As a user you have several built-in options for securely removing data from a Macintosh computer running Mac OS X:
- For files you've deleted by dragging them to the Trash, use "Secure Empty Trash" from the Finder menu. It will overwrite and delete files in your Trash folder.
- For whole file systems, use the Disk Utility, which can be found in the /Applications/Utilities/ folder. Select the file system on which you want to securely remove data, and then select the Erase tab. On the Erase pane, the "Erase Free Space" ...button lets you overwrite free space on the file system - that is, space that may contain data for files that have been deleted insecurely. The "Security Options" button lets you delete or overwrite files that still exist. Each of these buttons gives you the option of overwriting files once, 7 times, or 35 times.
- For individual files, use "rm -P" from the command line. It overwrites files three times before deleting them.
SSD Data Security
SSD drives and other flash media store and handle data a little differently than hard drives. This makes the traditional advice of disk wiping and secure deletion less effective. It may still be possible to recover data from SSDs that have been wiped with a utility like DBAN.
One of the best ways to keep data secure on an SSD is to utilize full disk encryption. If the disk is protected by sufficiently strong encryption, the risk of data remanence and exposure is mitigated without using wiping tools.
Microsoft’s BitLocker and Apple’s FileVault can be utilized to encrypt the disk, and then the disk can be formatted. Without the original key, none of the data that was on the drive can be recovered.
Some drive manufactures may offer utilities, like Samsung’s Magician SSD management utility or Seagate’s Instant Secure Erase utility in Seatools, that will perform a secure-erase or encryption of your drive to prevent data remanence.
If these steps are not possible, or the drive is inoperable, the SSD or flash media should be physically destroyed.
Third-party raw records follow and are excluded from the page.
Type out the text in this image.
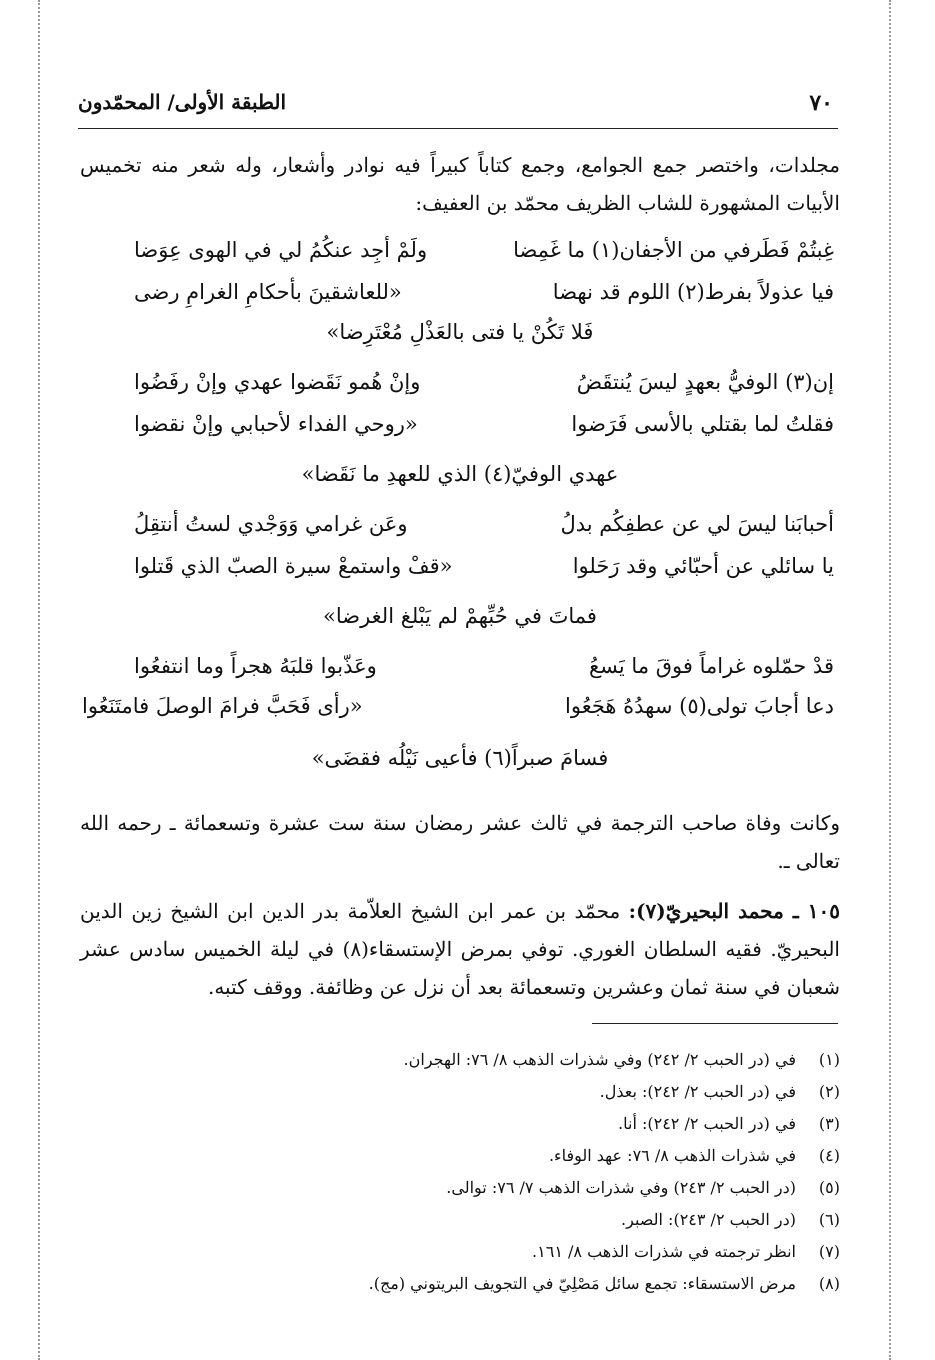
٧٠
الطبقة الأولى/ المحمّدون
مجلدات، واختصر جمع الجوامع، وجمع كتاباً كبيراً فيه نوادر وأشعار، وله شعر منه تخميس الأبيات المشهورة للشاب الظريف محمّد بن العفيف:
غِبتُمْ فَطَرفي من الأجفان(١) ما غَمِضا
ولَمْ أجِد عنكُمُ لي في الهوى عِوَضا
فيا عذولاً بفرط(٢) اللوم قد نهضا
«للعاشقينَ بأحكامِ الغرامِ رضى
فَلا تَكُنْ يا فتى بالعَذْلِ مُعْتَرِضا»
إن(٣) الوفيُّ بعهدٍ ليسَ يُنتقَضُ
وإنْ هُمو نَقَضوا عهدي وإنْ رفَضُوا
فقلتُ لما بقتلي بالأسى فَرَضوا
«روحي الفداء لأحبابي وإنْ نقضوا
عهدي الوفيّ(٤) الذي للعهدِ ما نَقَضا»
أحبابَنا ليسَ لي عن عطفِكُم بدلُ
وعَن غرامي وَوَجْدي لستُ أنتقِلُ
يا سائلي عن أحبّائي وقد رَحَلوا
«قفْ واستمعْ سيرة الصبّ الذي قَتلوا
فماتَ في حُبِّهمْ لم يَبْلغ الغرضا»
قدْ حمّلوه غراماً فوقَ ما يَسعُ
وعَذّبوا قلبَهُ هجراً وما انتفعُوا
دعا أجابَ تولى(٥) سهدُهُ هَجَعُوا
«رأى فَحَبَّ فرامَ الوصلَ فامتَنَعُوا
فسامَ صبراً(٦) فأعيى نَيْلُه فقضَى»
وكانت وفاة صاحب الترجمة في ثالث عشر رمضان سنة ست عشرة وتسعمائة ـ رحمه الله تعالى ـ.
١٠٥ ـ محمد البحيريّ(٧): محمّد بن عمر ابن الشيخ العلاّمة بدر الدين ابن الشيخ زين الدين البحيريّ. فقيه السلطان الغوري. توفي بمرض الإستسقاء(٨) في ليلة الخميس سادس عشر شعبان في سنة ثمان وعشرين وتسعمائة بعد أن نزل عن وظائفة. ووقف كتبه.
(١)في (در الحبب ٢/ ٢٤٢) وفي شذرات الذهب ٨/ ٧٦: الهجران.
(٢)في (در الحبب ٢/ ٢٤٢): بعذل.
(٣)في (در الحبب ٢/ ٢٤٢): أنا.
(٤)في شذرات الذهب ٨/ ٧٦: عهد الوفاء.
(٥)(در الحبب ٢/ ٢٤٣) وفي شذرات الذهب ٧/ ٧٦: توالى.
(٦)(در الحبب ٢/ ٢٤٣): الصبر.
(٧)انظر ترجمته في شذرات الذهب ٨/ ١٦١.
(٨)مرض الاستسقاء: تجمع سائل مَصْلِيّ في التجويف البريتوني (مج).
Physical destruction of LSU owned property is not permitted, therefore, if an LSU department has identified that physical destruction is the only option available, the department must contact Office of Property Management.
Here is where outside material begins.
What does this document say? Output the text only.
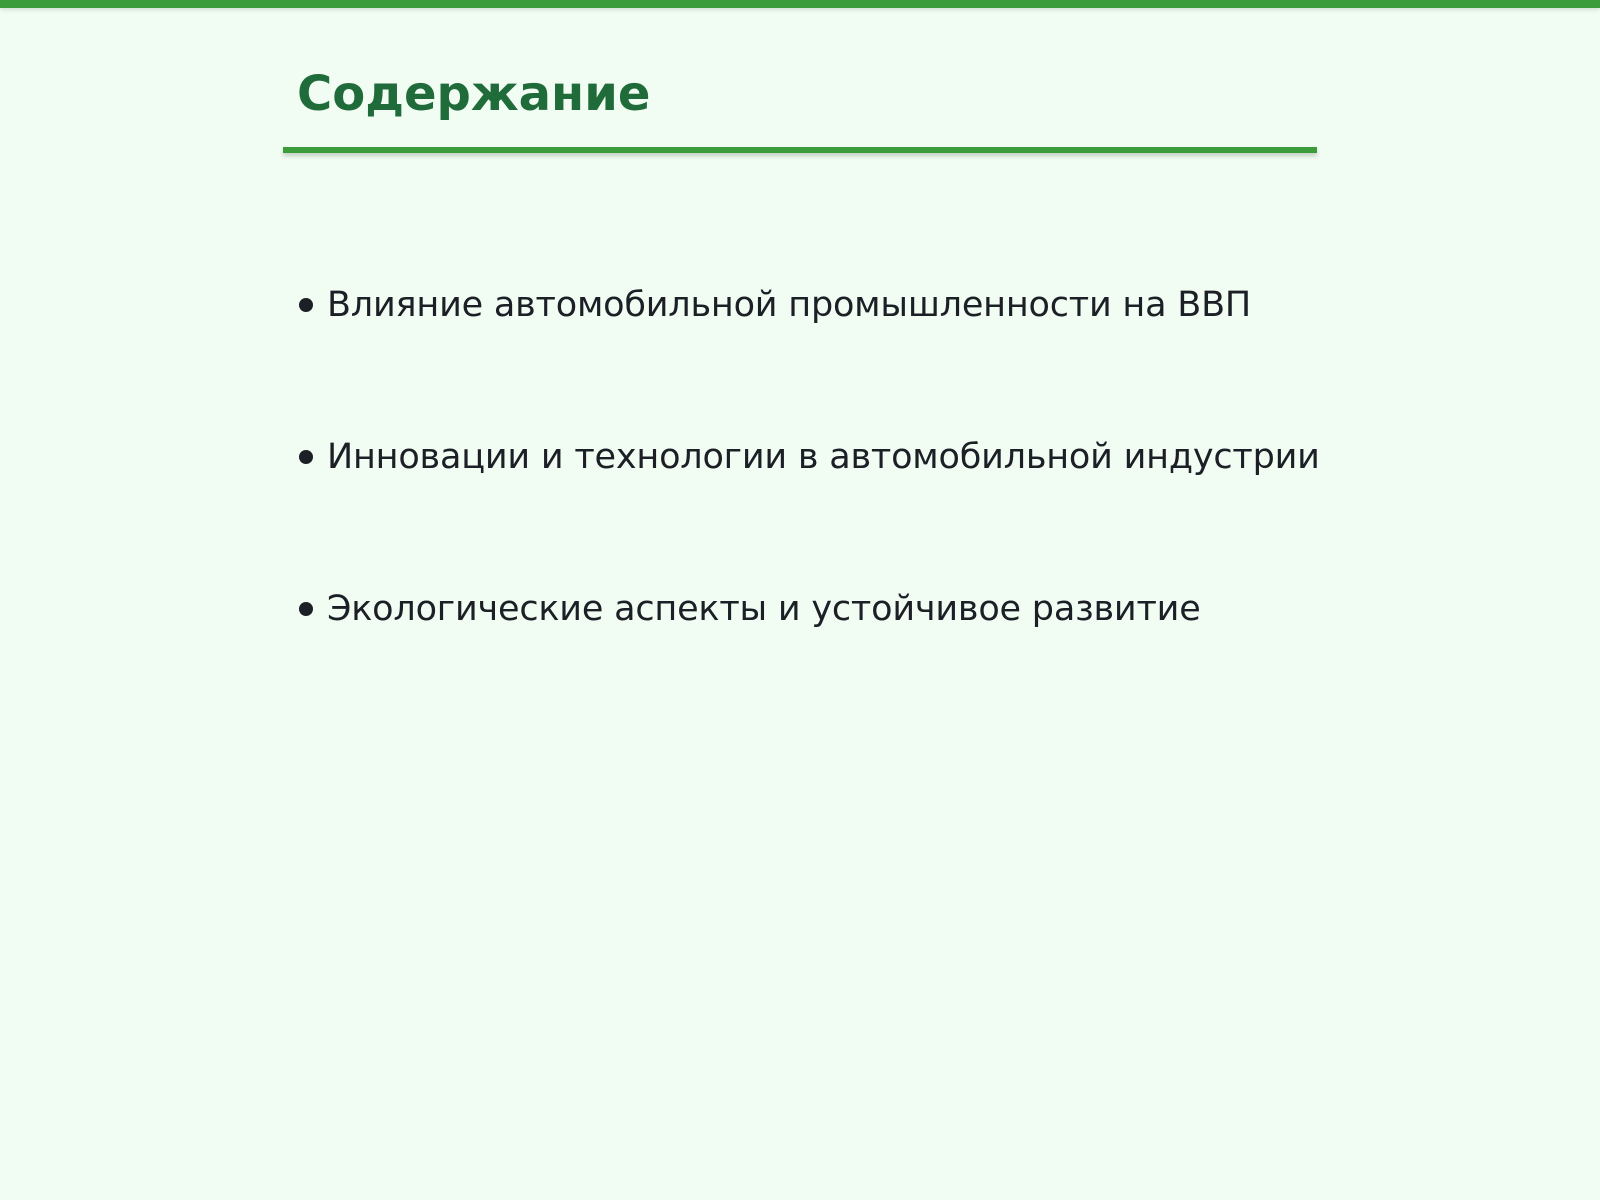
Содержание
Влияние автомобильной промышленности на ВВП
Инновации и технологии в автомобильной индустрии
Экологические аспекты и устойчивое развитие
Degaussing is a process by which the storage media is subjected to a powerful magnetic field to remove the data on the media. It is important to note that this method can make the media inoperable. Therefore, if you plan to reuse the media or sell the media, you should not use this method to securely remove data.
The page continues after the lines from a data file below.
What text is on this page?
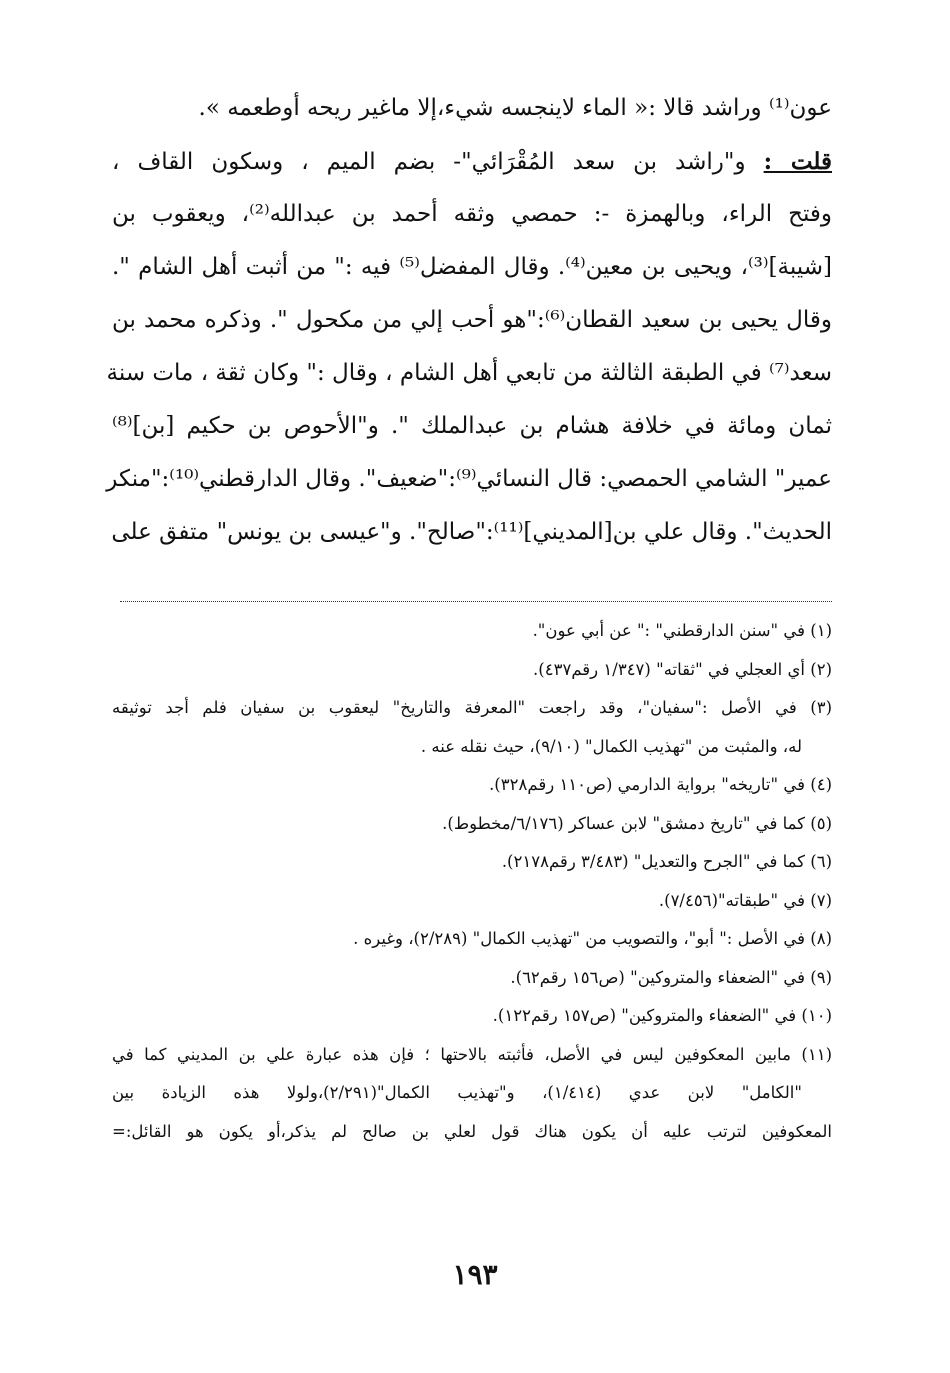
عون⁽¹⁾ وراشد قالا :« الماء لاينجسه شيء،إلا ماغير ريحه أوطعمه ».
قلت : و"راشد بن سعد المُقْرَائي"- بضم الميم ، وسكون القاف ،
وفتح الراء، وبالهمزة -: حمصي وثقه أحمد بن عبدالله⁽²⁾، ويعقوب بن
[شيبة]⁽³⁾، ويحيى بن معين⁽⁴⁾. وقال المفضل⁽⁵⁾ فيه :" من أثبت أهل الشام ".
وقال يحيى بن سعيد القطان⁽⁶⁾:"هو أحب إلي من مكحول ". وذكره محمد بن
سعد⁽⁷⁾ في الطبقة الثالثة من تابعي أهل الشام ، وقال :" وكان ثقة ، مات سنة
ثمان ومائة في خلافة هشام بن عبدالملك ". و"الأحوص بن حكيم [بن]⁽⁸⁾
عمير" الشامي الحمصي: قال النسائي⁽⁹⁾:"ضعيف". وقال الدارقطني⁽¹⁰⁾:"منكر
الحديث". وقال علي بن[المديني]⁽¹¹⁾:"صالح". و"عيسى بن يونس" متفق على
(١) في "سنن الدارقطني" :" عن أبي عون".
(٢) أي العجلي في "ثقاته" (١/٣٤٧ رقم٤٣٧).
(٣) في الأصل :"سفيان"، وقد راجعت "المعرفة والتاريخ" ليعقوب بن سفيان فلم أجد توثيقه
له، والمثبت من "تهذيب الكمال" (٩/١٠)، حيث نقله عنه .
(٤) في "تاريخه" برواية الدارمي (ص١١٠ رقم٣٢٨).
(٥) كما في "تاريخ دمشق" لابن عساكر (٦/١٧٦/مخطوط).
(٦) كما في "الجرح والتعديل" (٣/٤٨٣ رقم٢١٧٨).
(٧) في "طبقاته"(٧/٤٥٦).
(٨) في الأصل :" أبو"، والتصويب من "تهذيب الكمال" (٢/٢٨٩)، وغيره .
(٩) في "الضعفاء والمتروكين" (ص١٥٦ رقم٦٢).
(١٠) في "الضعفاء والمتروكين" (ص١٥٧ رقم١٢٢).
(١١) مابين المعكوفين ليس في الأصل، فأثبته بالاحتها ؛ فإن هذه عبارة علي بن المديني كما في
"الكامل" لابن عدي (١/٤١٤)، و"تهذيب الكمال"(٢/٢٩١)،ولولا هذه الزيادة بين
المعكوفين لترتب عليه أن يكون هناك قول لعلي بن صالح لم يذكر،أو يكون هو القائل:=
١٩٣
Additionally, degaussing is only effective for magnetic-based storage like older hard drives and tapes and is not guaranteed to work. Unless the drive is damaged or inoperable, it is preferable to use secure erasing or overwriting methods above to wipe the data. Destruction may be a better alternative for inoperable media.
Remember, flash based media, like SSDs and flash drives, cannot be degaussed. Hybrid hard drives that contain both traditional, magnetic storage platters and flash-based storage, are not good candidates for degaussing.
For storage media that cannot be wiped (e.g. inoperable hard drive, DVDs) or that has contained highly sensitive data or for devices that cannot be degaussed (CD-ROMs, SSD drives, flash drives, etc.), destruction of media is the most effective means to ensure that the data cannot be recovered. There are several methods through which destruction of media can be achieved. Some examples are shredding disk platters, grinding the surfaces off of CD’s, and incinerating back-up tapes. Physical destruction of LSU owned property is not permitted, therefore, if an LSU department has identified that physical destruction is the only option available, the department must contact Office of Property Management.